Stio, la Fiera della Croce: una tradizione secolare
La “fiera della Croce” è fra i più antichi mercati nati nell’Antica Lucania. Fin dagli albori s’impose dapprima come un nodo cruciale di scambio e di confronto e, successivamente, anche come indiscusso riferimento sociale e culturale.
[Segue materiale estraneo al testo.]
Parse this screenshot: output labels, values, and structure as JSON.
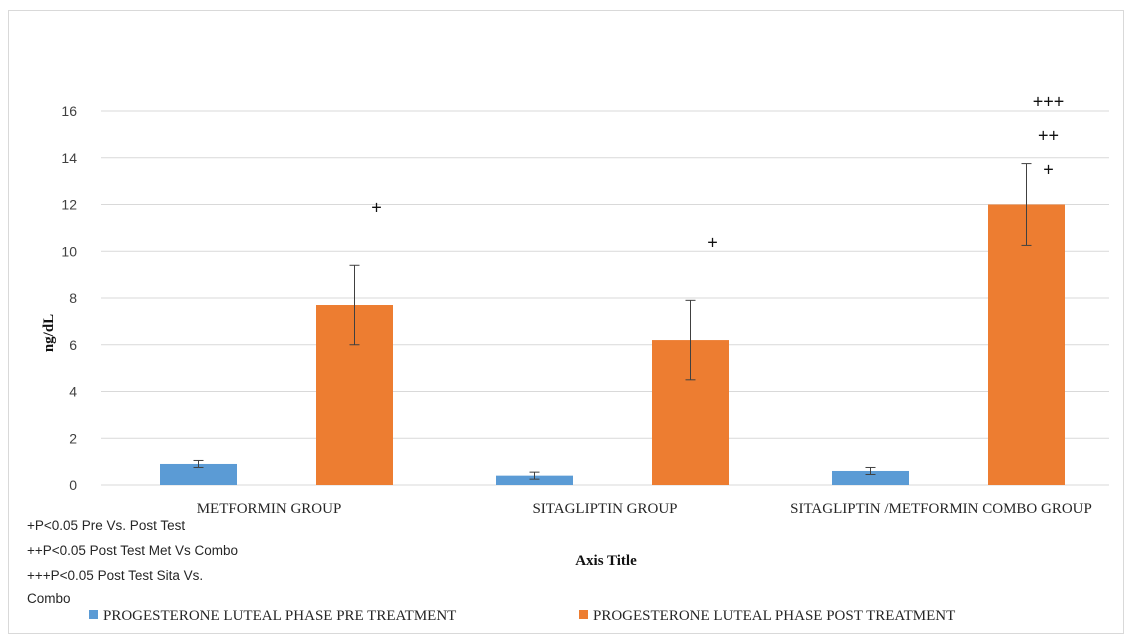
{
  "chart_data": {
    "type": "bar",
    "title": "",
    "xlabel": "Axis Title",
    "ylabel": "ng/dL",
    "ylim": [
      0,
      16
    ],
    "yticks": [
      0,
      2,
      4,
      6,
      8,
      10,
      12,
      14,
      16
    ],
    "grid": true,
    "legend_position": "bottom",
    "categories": [
      "METFORMIN GROUP",
      "SITAGLIPTIN GROUP",
      "SITAGLIPTIN /METFORMIN COMBO GROUP"
    ],
    "series": [
      {
        "name": "PROGESTERONE LUTEAL PHASE PRE TREATMENT",
        "color": "#5b9bd5",
        "values": [
          0.9,
          0.4,
          0.6
        ],
        "errors": [
          0.15,
          0.15,
          0.15
        ]
      },
      {
        "name": "PROGESTERONE LUTEAL PHASE POST TREATMENT",
        "color": "#ed7d31",
        "values": [
          7.7,
          6.2,
          12.0
        ],
        "errors": [
          1.7,
          1.7,
          1.75
        ]
      }
    ],
    "annotations": [
      {
        "category_index": 0,
        "lines": [
          "+"
        ]
      },
      {
        "category_index": 1,
        "lines": [
          "+"
        ]
      },
      {
        "category_index": 2,
        "lines": [
          "+++",
          "++",
          "+"
        ]
      }
    ],
    "footnotes": [
      "+P<0.05 Pre Vs. Post Test",
      "++P<0.05 Post Test Met Vs Combo",
      "+++P<0.05 Post Test Sita Vs.",
      "Combo"
    ]
  }
}
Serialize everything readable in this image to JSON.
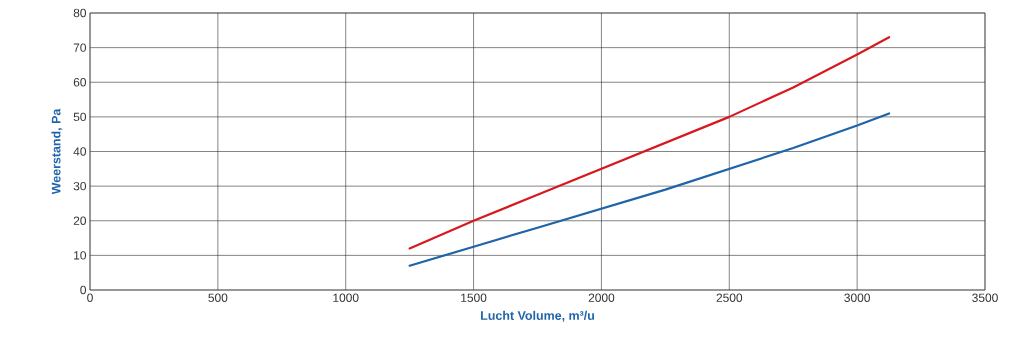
{
  "chart_data": {
    "type": "line",
    "xlabel": "Lucht Volume, m³/u",
    "ylabel": "Weerstand, Pa",
    "x": [
      1250,
      1500,
      1750,
      2000,
      2250,
      2500,
      2750,
      3000,
      3125
    ],
    "series": [
      {
        "color": "#d7191f",
        "values": [
          12,
          20,
          27.5,
          35,
          42.5,
          50,
          58.5,
          68,
          73
        ]
      },
      {
        "color": "#1f64a8",
        "values": [
          7,
          12.5,
          18,
          23.5,
          29,
          35,
          41,
          47.5,
          51
        ]
      }
    ],
    "xlim": [
      0,
      3500
    ],
    "ylim": [
      0,
      80
    ],
    "xticks": [
      0,
      500,
      1000,
      1500,
      2000,
      2500,
      3000,
      3500
    ],
    "yticks": [
      0,
      10,
      20,
      30,
      40,
      50,
      60,
      70,
      80
    ],
    "grid": true
  }
}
Stio, la nascita della fiera
Ai margini dell’abitato di Stio, la cappella di Santa Maria della Croce custodisce una memoria religiosa e collettiva di straordinaria intensità. La presenza, secondo la tradizione, di una reliquia della Croce di Cristo ne fece per secoli una meta privilegiata di pellegrinaggio. Questo soprattutto in occasione della festività dell’8 settembre. Attorno a questo appuntamento devozionale prese progressivamente forma un piccolo mercato, destinato a trasformarsi in una celebre fiera. Le sue origini affondano in un passato remoto: è plausibile ipotizzarne l’esistenza già intorno al XIII secolo, quando Stio ricadeva sotto la giurisdizione di Gioi, mentre dal XV secolo emergono le prime testimonianze documentarie della sua rilevanza. Con l’abolizione della feudalità e la nascita dei Comuni, all’inizio dell’Ottocento, la fiera passò sotto la responsabilità di Stio, poiché il pianoro antistante la cappella fu incluso nel demanio comunale. Così, fede, economia e comunità si intrecciarono indissolubilmente, dando vita a una tradizione destinata a attraversare i secoli.
La seta e il bestiame
Lo spiazzo antistante la cappella divenne il cuore pulsante degli scambi. E’ uno spazio nel quale il commercio si intrecciava alla socialità e alla vita quotidiana. Nei suoi primi tempi, la fiera si fondava prevalentemente sul baratto e si articolava nell’arco di più giornate, dal 4 all’8 settembre. Con la progressiva diffusione della moneta, il mercato ampliò il proprio raggio d’azione e attirò mercanti provenienti da territori lontani. Particolarmente significativa fu la presenza dei commercianti di seta, elemento che contribuì a conferire alla fiera una dimensione sovralocale e, secondo la tradizione, a renderla una delle più importanti del Mediterraneo. Accanto a questi traffici, rimase fondamentale il ruolo svolto dalla fiera per i pastori del Cilento, che vi conducevano formaggi, prodotti caseari e bestiame. In questa antica vocazione pastorale sopravvive ancora oggi una preziosa traccia della cultura alimentare locale. Insieme alla fiera della Frecagnola di Cannalonga, quella di Stio conserva infatti l’antica consuetudine legata alla preparazione del castrato e della capra bollita, testimonianza concreta di un patrimonio gastronomico profondamente radicato nella storia delle comunità.
La fiera oggi
Nel corso del Novecento, la Fiera della Croce attraversò una lenta ma inesorabile trasformazione, riflettendo i profondi mutamenti sociali ed economici che interessarono Stio e l’intero territorio cilentano. Nella prima metà del secolo, l’evento conservava ancora gran parte della sua identità originaria: protagonista indiscusso era il commercio del bestiame, affiancato da un vivace artigianato locale, nel quale spiccavano gli oggetti destinati alla vita domestica e, soprattutto, le caratteristiche suppellettili in rame. Nella seconda metà del secolo, tuttavia, il mutamento dei modelli economici e degli stili di vita modificò progressivamente il volto della manifestazione. Anche il nome subì una semplificazione, fino alla più comune denominazione di “Fiera di Stio”. La modernità non cancellò però il passato: lo avvolse piuttosto in una nuova dimensione folkloristica, trasformando la memoria in uno strumento prezioso di conservazione identitaria. Restano così vivi i ricordi di gesti semplici, quasi rituali, capaci di racchiudere l’anima di un’intera comunità. Tra questi, la sosta presso la piccola fontanella dopo la visita alla fiera assume il valore di un antico rito benaugurale, mentre la giornata si concludeva nell’aria fresca e limpida della sera.